Written By Dr Tania McMahon

 

 

 

It’s 9pm. You’re exhausted. You’ve just finished dinner, maybe putting the kids to bed, tidying up around the house and vaguely thinking about what you have on tomorrow, and you have approximately one hour before you drag yourself, bleary-eyed, into bed to get some sleep and do it all again tomorrow. It’s time for some ‘you’ time! What about checking social media for a few minutes before figuring out what you could do to relax?

 

It’s 10:15pm, you realise with a start, as you peel your eyes up from Instagram and check the clock. “A few minutes” has turned into over an hour, and any time that could have been spent tinkering on that craft project, strumming on the guitar, or pulling a new book off the shelf has now been sucked up by the black hole of your digital device. While you have a vague sense of being mildly entertained over the past hour, you can’t remember exactly what it was you were looking at, and your brain is in a strange state between buzzing with alertness and feeling strangely fatigued. As you scramble to get ready for bed, you can’t help but notice a strange feeling of discomfort, a low-level frustration that something hasn’t been tended to, or you didn’t finish something; a feeling of being left unsatisfied.

 

Sound familiar? You’re not alone. Our devices embody an almost perfect solution to temporary boredom: brief, instant entertainment, on demand. Yet when we find ourselves turning to them at every idle moment, day after day, night after night, we start to realise that they are taking us away from all those things we’d “love to be doing more of”, but that take a little more time and effort to get into. And when we do less and less of those activities we value, we fall more and more into the same trap of turning to our digital devices whenever we have a moment of boredom.

 

 

So, how do we hack our way out of this digital ditch? Here are five quick tips to get you started:

 

 

1. Categorise screen time into ‘work’ and ‘leisure’.

 

We all know that some screen time is unavoidable – emails, online banking, checking the bus schedule, and so on. However, this ‘necessary’ screen time need not get mixed in with checking social media, playing games, and browsing the web. By mentally categorising each function, app and activity on your device as ‘work’ or ‘leisure’, you can start to build awareness of your use, and then start to make decisions about how much ‘leisure’ time you really want to spend on it.

 

 

2. Track your use

 

Devices have a funny habit of ‘warping’ time while we’re on them, making it seem like only 10 minutes has passed, when it’s actually been much longer than that. It follows, then, that all of us are rather poor judges of how much time we’re spending on them. By downloading an app that tracks your use (popular options include ‘Quality Time’ for Androids and ‘Moment’ for iPhones), you’ll be able to analyse your use over days, weeks and months, as well as look at patterns of use across the different apps on your device. By knowing when, were and how you use your device the most, you’ll be able to set your own personalised goals for what you’d prefer your use to be like.

 

 

3. Set regular screen-free times

 

While everyone’s screen time rules are ultimately going to be different, a good general rule for everyone to apply is to set at least one regular screen-free time.

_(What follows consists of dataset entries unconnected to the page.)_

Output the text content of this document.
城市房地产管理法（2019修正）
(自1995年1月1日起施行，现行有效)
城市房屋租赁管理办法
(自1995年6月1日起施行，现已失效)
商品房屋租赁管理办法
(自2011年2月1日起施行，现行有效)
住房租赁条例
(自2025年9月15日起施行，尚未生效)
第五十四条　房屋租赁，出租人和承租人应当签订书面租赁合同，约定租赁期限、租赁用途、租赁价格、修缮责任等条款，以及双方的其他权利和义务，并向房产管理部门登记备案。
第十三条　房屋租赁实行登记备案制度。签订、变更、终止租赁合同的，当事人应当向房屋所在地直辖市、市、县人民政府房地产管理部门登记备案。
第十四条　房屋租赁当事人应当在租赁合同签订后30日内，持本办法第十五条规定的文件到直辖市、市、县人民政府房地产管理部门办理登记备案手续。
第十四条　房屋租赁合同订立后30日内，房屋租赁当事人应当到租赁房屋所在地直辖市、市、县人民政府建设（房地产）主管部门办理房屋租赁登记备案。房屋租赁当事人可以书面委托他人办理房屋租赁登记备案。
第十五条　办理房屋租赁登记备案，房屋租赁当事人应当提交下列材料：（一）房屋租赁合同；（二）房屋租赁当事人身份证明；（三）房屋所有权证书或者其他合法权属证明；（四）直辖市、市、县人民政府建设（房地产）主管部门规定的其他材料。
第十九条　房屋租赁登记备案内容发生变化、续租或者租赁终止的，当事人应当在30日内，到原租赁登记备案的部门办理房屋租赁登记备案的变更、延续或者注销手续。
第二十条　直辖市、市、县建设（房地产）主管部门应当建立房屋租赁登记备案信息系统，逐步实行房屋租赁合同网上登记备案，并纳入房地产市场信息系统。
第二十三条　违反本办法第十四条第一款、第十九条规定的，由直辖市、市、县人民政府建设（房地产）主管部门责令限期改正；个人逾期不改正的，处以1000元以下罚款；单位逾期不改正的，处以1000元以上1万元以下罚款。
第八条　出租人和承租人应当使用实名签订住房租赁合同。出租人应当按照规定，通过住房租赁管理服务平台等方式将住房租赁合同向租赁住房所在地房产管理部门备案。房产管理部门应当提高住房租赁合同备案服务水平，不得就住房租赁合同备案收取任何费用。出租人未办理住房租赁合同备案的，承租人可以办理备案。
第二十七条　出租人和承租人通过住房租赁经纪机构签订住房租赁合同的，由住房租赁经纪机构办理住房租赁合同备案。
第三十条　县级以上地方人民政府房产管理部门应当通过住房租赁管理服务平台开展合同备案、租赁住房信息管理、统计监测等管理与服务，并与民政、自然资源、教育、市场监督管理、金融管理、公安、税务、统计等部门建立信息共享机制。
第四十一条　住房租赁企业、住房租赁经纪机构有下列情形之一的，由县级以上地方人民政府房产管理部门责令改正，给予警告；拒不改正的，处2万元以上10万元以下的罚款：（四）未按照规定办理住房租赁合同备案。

Some choose a screen-free breakfast, so they can connect meaningfully with their family first thing in the morning; some choose the train or bus trip to work, so they can use it as ‘thinking time’; many choose the hour before bed, because of the strong evidence linking screen use before bed to sleep difficulties. The options are numerous!

 

 

4. Change your notification settings

 

Notifications are designed to catch our attention – a red badge here, a blinking light there. The more we see, the more we feel the compulsion to check them, irrelevant of how important or urgent they actually are (and let’s face it, how many times have those notifications been utter time-wasting distractions??). A simple solution to this is to change your Notification settings so that you only receive Push notifications for things you feel are absolutely necessary. Or, be daring and change them all to Manual!

 

 

5. Make your leisure screen time as goal-directed as possible

 

Get into the habit of asking yourself ‘what am I wanting to achieve by looking at my device right now?’ and ‘is this my preferred use of my time right now’? More often than not, you may find that mindlessly scrolling through social media is not your preferred use of your time. Sure, the answers might be ‘I want some quick entertainment’ and ‘yes, as long as I start making dinner in 10 minutes’, but at least it means that you are consciously making that choice, and that you have defined a meaningful limit to your use. That way, if more than 10 minutes go by and you realise you haven’t started making dinner, you know it’s no longer a good use of your time.

 

 

Dr Tania McMahon is a clinical psychologist with a particular passion for helping people manage their screen usage. Tania often treats internet and gaming addictions at Benchmark Psychology.